Hiking her tote bag onto her shoulder, the nanny told me to remind my father that she hadn’t been paid in three weeks; then she hurried to her vehicle, glancing nervously back at the house, like a horror-movie actress escaping the lair of alien possession. Only when she’d reached her car and planted one foot inside did she bother to tell me that Barbie had called, and that sometime during the fender-bender excitement, Barbie had felt like she was
sueño
, as in passing out, and the shop owner had taken her to
el doctor
. I was stuck with the brat pack until whenever Barbie felt better, or my father came home from his office, which was usually sometime around midnight, after he figured the Four had finally worn down and lost consciousness on the furniture somewhere.
No wonder the nanny was peeling away from the curb like an Indy driver leaving the pit.

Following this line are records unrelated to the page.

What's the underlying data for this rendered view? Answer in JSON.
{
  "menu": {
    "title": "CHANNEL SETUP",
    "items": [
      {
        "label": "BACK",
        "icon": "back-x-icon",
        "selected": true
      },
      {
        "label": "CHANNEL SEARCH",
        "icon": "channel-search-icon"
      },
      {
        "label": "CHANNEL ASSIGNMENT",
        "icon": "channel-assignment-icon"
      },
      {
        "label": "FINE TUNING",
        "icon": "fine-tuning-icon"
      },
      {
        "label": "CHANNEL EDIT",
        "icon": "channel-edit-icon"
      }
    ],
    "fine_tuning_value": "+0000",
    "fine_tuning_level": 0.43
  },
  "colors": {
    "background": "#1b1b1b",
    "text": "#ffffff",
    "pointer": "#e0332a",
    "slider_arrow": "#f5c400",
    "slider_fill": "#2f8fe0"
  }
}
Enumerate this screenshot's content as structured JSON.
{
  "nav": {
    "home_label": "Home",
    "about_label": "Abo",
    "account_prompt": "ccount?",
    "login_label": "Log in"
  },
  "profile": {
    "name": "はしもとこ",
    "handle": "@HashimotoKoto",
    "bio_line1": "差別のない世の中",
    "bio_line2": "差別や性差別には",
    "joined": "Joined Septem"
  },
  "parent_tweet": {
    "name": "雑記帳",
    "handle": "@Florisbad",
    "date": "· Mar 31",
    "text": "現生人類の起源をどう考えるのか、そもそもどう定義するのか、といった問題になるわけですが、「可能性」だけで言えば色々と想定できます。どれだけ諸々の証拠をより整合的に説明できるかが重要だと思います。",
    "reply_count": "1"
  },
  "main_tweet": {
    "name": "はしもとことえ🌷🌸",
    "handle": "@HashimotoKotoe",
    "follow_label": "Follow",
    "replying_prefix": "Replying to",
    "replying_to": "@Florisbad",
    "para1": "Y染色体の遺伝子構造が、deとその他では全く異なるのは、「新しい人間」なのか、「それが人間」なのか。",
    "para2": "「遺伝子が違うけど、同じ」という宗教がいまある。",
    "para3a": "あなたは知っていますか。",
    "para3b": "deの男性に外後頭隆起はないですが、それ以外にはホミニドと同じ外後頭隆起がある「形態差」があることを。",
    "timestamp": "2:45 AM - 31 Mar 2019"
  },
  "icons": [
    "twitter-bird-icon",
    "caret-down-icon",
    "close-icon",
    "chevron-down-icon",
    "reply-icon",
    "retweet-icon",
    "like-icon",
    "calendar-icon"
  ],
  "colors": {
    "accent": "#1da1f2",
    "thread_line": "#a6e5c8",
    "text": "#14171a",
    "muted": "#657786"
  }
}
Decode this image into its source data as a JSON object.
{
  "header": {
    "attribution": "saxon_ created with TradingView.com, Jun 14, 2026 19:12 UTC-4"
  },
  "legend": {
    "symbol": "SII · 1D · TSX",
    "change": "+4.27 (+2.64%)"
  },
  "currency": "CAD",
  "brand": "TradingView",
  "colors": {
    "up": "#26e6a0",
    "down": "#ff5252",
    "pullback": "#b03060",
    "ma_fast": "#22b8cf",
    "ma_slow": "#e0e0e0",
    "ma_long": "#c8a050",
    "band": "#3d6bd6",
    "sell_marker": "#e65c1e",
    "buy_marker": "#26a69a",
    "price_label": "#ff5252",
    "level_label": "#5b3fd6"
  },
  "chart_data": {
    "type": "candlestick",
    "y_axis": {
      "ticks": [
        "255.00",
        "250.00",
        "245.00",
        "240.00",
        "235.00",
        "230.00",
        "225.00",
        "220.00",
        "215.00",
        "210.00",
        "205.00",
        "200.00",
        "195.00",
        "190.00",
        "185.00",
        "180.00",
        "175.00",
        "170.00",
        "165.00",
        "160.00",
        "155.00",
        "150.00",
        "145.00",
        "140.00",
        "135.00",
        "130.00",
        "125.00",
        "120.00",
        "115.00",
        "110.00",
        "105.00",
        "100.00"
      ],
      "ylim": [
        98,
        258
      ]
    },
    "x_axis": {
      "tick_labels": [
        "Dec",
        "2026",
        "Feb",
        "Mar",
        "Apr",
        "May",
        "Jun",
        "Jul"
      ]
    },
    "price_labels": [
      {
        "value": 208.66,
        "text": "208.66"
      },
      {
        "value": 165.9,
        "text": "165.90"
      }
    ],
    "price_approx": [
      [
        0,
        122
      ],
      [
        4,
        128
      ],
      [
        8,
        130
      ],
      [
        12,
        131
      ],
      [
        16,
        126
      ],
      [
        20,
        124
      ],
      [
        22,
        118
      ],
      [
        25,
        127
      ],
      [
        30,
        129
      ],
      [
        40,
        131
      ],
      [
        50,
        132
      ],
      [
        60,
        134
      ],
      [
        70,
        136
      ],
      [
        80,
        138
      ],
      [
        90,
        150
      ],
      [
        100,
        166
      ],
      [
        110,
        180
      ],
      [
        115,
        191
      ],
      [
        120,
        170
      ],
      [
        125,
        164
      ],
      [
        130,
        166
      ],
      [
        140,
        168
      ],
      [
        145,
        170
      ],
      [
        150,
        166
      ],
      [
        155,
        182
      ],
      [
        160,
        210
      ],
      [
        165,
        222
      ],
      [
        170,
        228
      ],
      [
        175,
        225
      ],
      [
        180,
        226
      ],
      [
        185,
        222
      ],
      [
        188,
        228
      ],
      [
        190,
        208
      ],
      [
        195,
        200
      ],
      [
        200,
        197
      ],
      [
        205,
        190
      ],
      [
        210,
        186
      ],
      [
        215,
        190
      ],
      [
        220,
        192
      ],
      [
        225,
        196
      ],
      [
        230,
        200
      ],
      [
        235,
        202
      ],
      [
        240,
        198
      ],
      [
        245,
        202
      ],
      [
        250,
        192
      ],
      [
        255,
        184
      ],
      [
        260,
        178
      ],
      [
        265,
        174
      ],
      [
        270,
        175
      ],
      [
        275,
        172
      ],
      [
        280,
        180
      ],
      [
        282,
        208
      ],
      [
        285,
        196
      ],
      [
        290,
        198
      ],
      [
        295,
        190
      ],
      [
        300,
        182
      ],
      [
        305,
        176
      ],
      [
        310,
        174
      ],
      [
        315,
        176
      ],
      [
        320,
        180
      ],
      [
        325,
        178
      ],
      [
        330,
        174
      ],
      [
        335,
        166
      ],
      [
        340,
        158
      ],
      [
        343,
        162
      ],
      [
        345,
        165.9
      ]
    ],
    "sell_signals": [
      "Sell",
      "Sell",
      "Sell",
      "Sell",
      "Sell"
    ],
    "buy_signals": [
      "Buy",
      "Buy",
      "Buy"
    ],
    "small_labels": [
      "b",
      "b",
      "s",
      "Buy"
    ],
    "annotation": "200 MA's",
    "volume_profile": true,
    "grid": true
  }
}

She was scared to death of being stuck in the insane asylum all night.
Whimpering, Jewel stretched her chubby arms toward the retreating nannymobile, as if she didn’t want to be marooned here without a responsible adult. No doubt even a seven-month-old could tell I was in no way qualified to take charge. Aside from that, I had plans tonight, which hardly included acting as zookeeper for a bunch of rug rats. Sometimes life could be seriously unfair.
I went inside, put Jewel in the high chair with some Cheerios, and started calling everyone I could think of—Barbara’s friends, everyone on the Barbie babysitter list, the teacher from Mark and Daniel’s preschool, the lady who kept the nursery at church, even a couple of my old schoolmates who were desperate for some money their parents didn’t know about. Nobody wanted to come over and take on the sibs. Around our neighborhood, the Four were legendary, which was saying something, considering that our neighborhood specialized in highly indulged showcase kids, and made no apologies for it.